La epidemiología es la ciencia que estudia la expansión de una enfermedad y lleva décadas usando datos para sus predicciones. “El ‘Big Data’ aporta factores que están resultando muy importantes para mejorar la calidad de los modelos predictivos”, explica Pedro Antonio de Alarcón, uno de los responsables de LUCA, la unidad de datos de Telefónica.

“El desafío de estos métodos está en distinguir entre la actividad relacionada con la propia enfermedad de un individuo y aquellas relacionadas con los medios de comunicación, o la mayor conciencia e interés sobre el virus durante la temporada de gripe”, destaca Jennifer Radin, investigadora del Scripps Research Translational Institute, en una entrevista con la CNN. Ha escrito un estudio sobre aprovechar los datos de dispositivos portátiles para mejorar la vigilancia en tiempo real de enfermedades similares a la gripe en EE UU.

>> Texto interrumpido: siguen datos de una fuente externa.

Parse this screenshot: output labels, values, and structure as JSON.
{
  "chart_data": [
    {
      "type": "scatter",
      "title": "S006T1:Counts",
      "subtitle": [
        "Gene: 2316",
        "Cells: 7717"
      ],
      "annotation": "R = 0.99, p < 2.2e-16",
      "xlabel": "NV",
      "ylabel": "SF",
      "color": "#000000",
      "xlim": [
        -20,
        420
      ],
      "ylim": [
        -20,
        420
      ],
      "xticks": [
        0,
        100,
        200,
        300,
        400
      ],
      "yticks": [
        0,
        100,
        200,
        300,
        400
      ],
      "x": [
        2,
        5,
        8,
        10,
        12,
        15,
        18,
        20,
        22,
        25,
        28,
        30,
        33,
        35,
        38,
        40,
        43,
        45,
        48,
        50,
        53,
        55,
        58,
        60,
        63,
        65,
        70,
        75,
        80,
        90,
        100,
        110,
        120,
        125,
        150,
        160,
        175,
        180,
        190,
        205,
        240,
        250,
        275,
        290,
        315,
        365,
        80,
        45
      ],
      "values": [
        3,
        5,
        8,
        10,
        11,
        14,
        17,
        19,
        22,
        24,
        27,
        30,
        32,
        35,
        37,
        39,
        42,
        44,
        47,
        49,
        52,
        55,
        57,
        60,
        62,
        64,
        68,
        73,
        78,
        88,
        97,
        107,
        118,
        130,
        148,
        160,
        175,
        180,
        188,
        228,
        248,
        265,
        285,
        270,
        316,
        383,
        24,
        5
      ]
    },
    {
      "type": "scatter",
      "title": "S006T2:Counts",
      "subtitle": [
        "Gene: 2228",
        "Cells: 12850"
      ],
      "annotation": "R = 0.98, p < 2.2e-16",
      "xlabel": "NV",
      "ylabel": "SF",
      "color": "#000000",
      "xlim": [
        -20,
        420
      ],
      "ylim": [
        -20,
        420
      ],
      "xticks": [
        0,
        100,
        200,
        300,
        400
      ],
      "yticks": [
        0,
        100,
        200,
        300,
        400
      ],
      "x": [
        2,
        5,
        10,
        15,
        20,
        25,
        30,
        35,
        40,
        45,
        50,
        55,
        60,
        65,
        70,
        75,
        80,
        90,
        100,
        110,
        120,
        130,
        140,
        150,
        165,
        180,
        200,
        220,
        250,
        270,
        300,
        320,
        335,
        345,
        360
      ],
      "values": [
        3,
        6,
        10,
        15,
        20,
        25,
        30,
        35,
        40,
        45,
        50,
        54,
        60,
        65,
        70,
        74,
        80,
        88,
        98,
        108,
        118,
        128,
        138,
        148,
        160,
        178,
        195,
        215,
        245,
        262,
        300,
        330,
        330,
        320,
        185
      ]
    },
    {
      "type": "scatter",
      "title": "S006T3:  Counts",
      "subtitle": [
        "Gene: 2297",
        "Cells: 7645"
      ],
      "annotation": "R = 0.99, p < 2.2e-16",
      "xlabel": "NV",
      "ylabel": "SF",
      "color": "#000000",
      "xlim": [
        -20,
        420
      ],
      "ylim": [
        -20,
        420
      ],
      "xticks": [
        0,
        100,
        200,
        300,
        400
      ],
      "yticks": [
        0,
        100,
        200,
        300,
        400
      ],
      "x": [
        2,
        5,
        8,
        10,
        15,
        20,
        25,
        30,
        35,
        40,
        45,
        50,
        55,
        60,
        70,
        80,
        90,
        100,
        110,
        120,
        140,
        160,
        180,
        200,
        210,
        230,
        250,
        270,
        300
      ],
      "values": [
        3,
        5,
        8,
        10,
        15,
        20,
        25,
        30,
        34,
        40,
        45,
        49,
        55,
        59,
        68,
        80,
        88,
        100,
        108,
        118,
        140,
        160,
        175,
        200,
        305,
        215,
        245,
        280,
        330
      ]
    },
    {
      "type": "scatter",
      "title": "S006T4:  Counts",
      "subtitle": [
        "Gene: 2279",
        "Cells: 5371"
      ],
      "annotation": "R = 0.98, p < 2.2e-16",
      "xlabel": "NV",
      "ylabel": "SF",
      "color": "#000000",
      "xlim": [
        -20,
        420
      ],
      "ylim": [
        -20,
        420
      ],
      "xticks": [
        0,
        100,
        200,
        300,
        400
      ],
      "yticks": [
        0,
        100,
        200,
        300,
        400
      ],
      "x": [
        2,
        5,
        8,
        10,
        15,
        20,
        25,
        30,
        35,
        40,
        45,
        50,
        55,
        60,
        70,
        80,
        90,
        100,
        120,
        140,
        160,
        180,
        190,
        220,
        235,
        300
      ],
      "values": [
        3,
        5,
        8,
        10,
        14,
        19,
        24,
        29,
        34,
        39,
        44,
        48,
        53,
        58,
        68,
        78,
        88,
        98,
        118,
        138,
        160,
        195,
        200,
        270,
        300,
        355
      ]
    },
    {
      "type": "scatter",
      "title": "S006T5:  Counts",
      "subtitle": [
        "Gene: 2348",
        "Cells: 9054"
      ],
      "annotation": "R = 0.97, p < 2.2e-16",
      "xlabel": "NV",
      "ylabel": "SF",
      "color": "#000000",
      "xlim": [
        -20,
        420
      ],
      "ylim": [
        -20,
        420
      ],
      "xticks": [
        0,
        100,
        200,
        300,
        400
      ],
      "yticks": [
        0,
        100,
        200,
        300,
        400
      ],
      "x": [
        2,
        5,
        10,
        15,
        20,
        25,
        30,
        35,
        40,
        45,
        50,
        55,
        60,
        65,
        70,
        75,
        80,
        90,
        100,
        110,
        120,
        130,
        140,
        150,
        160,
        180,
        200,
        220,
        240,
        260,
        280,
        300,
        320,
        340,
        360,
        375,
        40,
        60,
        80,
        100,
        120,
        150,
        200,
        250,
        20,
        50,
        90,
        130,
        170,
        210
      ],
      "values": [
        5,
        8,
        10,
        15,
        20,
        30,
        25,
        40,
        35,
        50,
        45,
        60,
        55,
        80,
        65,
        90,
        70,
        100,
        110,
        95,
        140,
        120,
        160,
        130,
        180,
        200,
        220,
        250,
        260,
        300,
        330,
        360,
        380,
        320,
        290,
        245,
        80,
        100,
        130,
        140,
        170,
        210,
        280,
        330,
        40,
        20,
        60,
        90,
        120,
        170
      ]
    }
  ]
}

“Los epidemiólogos se ven obligados a realizar extrapolaciones partiendo de un número reducido de los primeros puntos de datos obtenidos. Normalmente no es posible disponer de estimaciones fiables hasta que la enfermedad ha empezado su curso y se cuenta con datos bastante fiables”, apunta a Romero Sebastiá. Argumento que también valida De Alarcón: “el problema de predicción sigue siendo muy complejo por la cantidad de variables que inciden; el ‘Big Data y la inteligencia artificial (IA) han mejorado la precisión en las predicciones, pero no lo han resuelto. Además, que cada epidemia sea diferente a la anterior obliga a rehacer gran parte del trabajo en cada nuevo brote”, añade.

Hasta hace unos pocos años, los expertos usaban modelos que hacían estimaciones precalculadas a partir del volumen de población de ciudades, la distancia entre las mismas y otros parámetros económicos pero no las dinámicas reales de movilidad de la población. “Nuestros teléfonos móviles son una fuente de información de tremendo valor en este sentido”, añade el referido responsable de LUCA.